Hans D'Hondt. © Belga

Fallait-il vraiment récompenser le fisc ?

Thierry Denoël
Thierry Denoël Journaliste au Vif

Le SPF Finances a été élu Organisation publique de l’année 2017, en raison notamment de sa mue interne et de sa réduction drastique d’effectifs. La culture est certes en train d’évoluer au sein de l’administration fiscale. Mais ce prix est-il mérité pour autant ?

Lorsqu’il a brandi son prix de verre hier, le patron de la plus grosse administration du pays ne cachait pas sa joie, devant le parterre de 800 invités. Hans D’Hondt (étiqueté CD&V) avait de quoi être fier, lui dont le SPF essuie régulièrement des critiques de la part des médias et de diverses experts. Le jury a justifié la récompense ainsi attribuée par la réussite de la mue de cette administration mammouth qui est passée d’un modèle subdivisé en services (IPP, TVA, ISOC) à un modèle partagé en groupes cibles ou piliers (indépendants, sociétés, particuliers). Autre raison : la délégation de responsabilité à tous les fonctionnaires du fisc qui ne doivent plus se reposer sur une hiérarchie classique. Et cela, dans le cadre d’une réduction du nombre d’agents fiscaux de 30 % depuis 2002. A l’aune de ces critères, le prix attribué au SPF Finances paraît certes mérité.

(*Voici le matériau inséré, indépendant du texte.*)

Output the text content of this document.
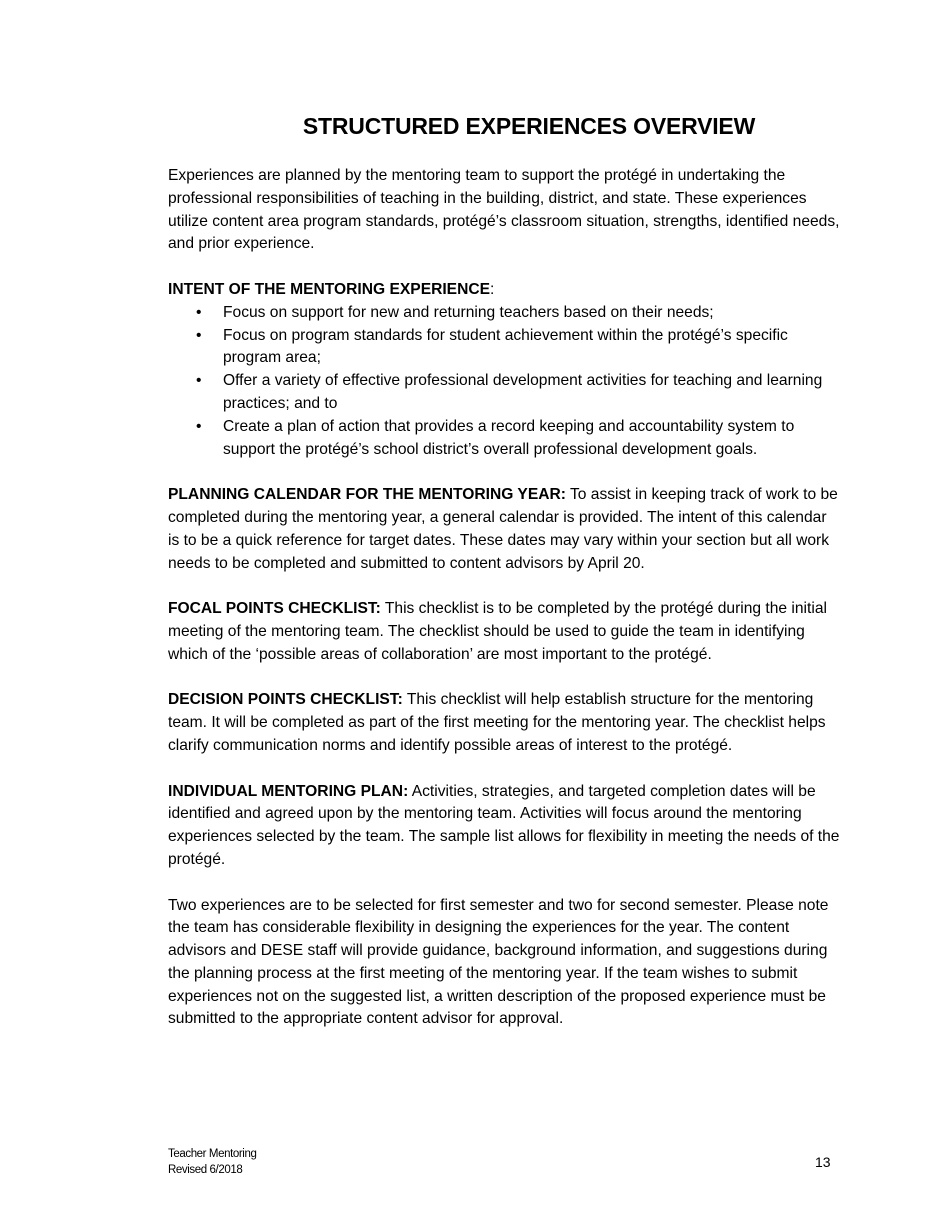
STRUCTURED EXPERIENCES OVERVIEW

Experiences are planned by the mentoring team to support the protégé in undertaking the professional responsibilities of teaching in the building, district, and state. These experiences utilize content area program standards, protégé’s classroom situation, strengths, identified needs, and prior experience.

INTENT OF THE MENTORING EXPERIENCE:
• Focus on support for new and returning teachers based on their needs;
• Focus on program standards for student achievement within the protégé’s specific program area;
• Offer a variety of effective professional development activities for teaching and learning practices; and to
• Create a plan of action that provides a record keeping and accountability system to support the protégé’s school district’s overall professional development goals.

PLANNING CALENDAR FOR THE MENTORING YEAR: To assist in keeping track of work to be completed during the mentoring year, a general calendar is provided. The intent of this calendar is to be a quick reference for target dates. These dates may vary within your section but all work needs to be completed and submitted to content advisors by April 20.

FOCAL POINTS CHECKLIST: This checklist is to be completed by the protégé during the initial meeting of the mentoring team. The checklist should be used to guide the team in identifying which of the ‘possible areas of collaboration’ are most important to the protégé.

DECISION POINTS CHECKLIST: This checklist will help establish structure for the mentoring team. It will be completed as part of the first meeting for the mentoring year. The checklist helps clarify communication norms and identify possible areas of interest to the protégé.

INDIVIDUAL MENTORING PLAN: Activities, strategies, and targeted completion dates will be identified and agreed upon by the mentoring team. Activities will focus around the mentoring experiences selected by the team. The sample list allows for flexibility in meeting the needs of the protégé.

Two experiences are to be selected for first semester and two for second semester. Please note the team has considerable flexibility in designing the experiences for the year. The content advisors and DESE staff will provide guidance, background information, and suggestions during the planning process at the first meeting of the mentoring year. If the team wishes to submit experiences not on the suggested list, a written description of the proposed experience must be submitted to the appropriate content advisor for approval.

Teacher Mentoring
Revised 6/2018	13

On ne peut toutefois applaudir en choeur la remise du trophée sans nuancer les choses. La réduction importante du nombre de fonctionnaires n’est, en effet, pas appréciée de tous, à commencer par les syndicats mais aussi par certains dirigeants du SPF qui estiment que le dégraissage a atteint ses limites depuis longtemps, en particulier pour les tâches de gestion. On verra surtout à l’automne prochain comment l’administration fiscale gérera le flux d’informations (sans doute énorme) qu’elle recevra dans le cadre de l’échange automatique de renseignements bancaires entre cinquante pays de l’OCDE. Soulignons, que la remise du prix intervient, fort opportunément, à la veille d’un nouveau round de protestation des syndicats.

Il est aussi piquant de constater que le jury d’hier était présidé par le patron de la Fédération des entreprises de Belgique (FEB) qui récompense donc la réduction de moyens du fisc. Et, comme l’a fait remarquer le bouillant directeur de l’ISI Gand Karel Anthonissen, ce prix a été créé par des consultants d’Ernst&Young. Le conseiller fiscal récompense le contrôleur fiscal… Notons qu’en mai prochain, le cabinet Ernst&Young comparaîtra devant le tribunal correctionnel d’Anvers, parmi onze accusés, dans le cadre d’une fraude de plus de 11 millions d’euros de la société d’électroménager Hugo Van Praag.

Il faut, par ailleurs, souligner que le prix, s’il récompense la nouvelle structure administrative, ne dit rien sur la réelle efficacité de ce qui a été mis en place. Ne citons qu’un exemple : la cour des comptes dénonce, depuis des années, l’absence d’agents opérationnels en TVA. Selon un ancien fonctionnaire très impliqué dans Coperfin (la grande réforme du SPF), cette lacune est due à un bras de fer corporatiste au sein de l’administration entre les managers TVA et ceux des contributions directes. Depuis quinze ans, les seconds ont écrasé le poids de la TVA en faisant en sorte qu’on ne recrute pas suffisamment d’agents au profil TVA. Or on sait, et les chiffres de l’Union européenne le démontrent, qu’en améliorant les contrôles TVA, l’Etat belge pourrait récupérer jusqu’à 3 milliards d’euros de recettes supplémentaires (Le Vif/L’Express du 22 janvier 2016). Ce gap trouve son origine essentiellement dans la fraude classique à la TVA. Dans ce domaine, la Belgique est un mauvais élève par rapport à ses voisins directs.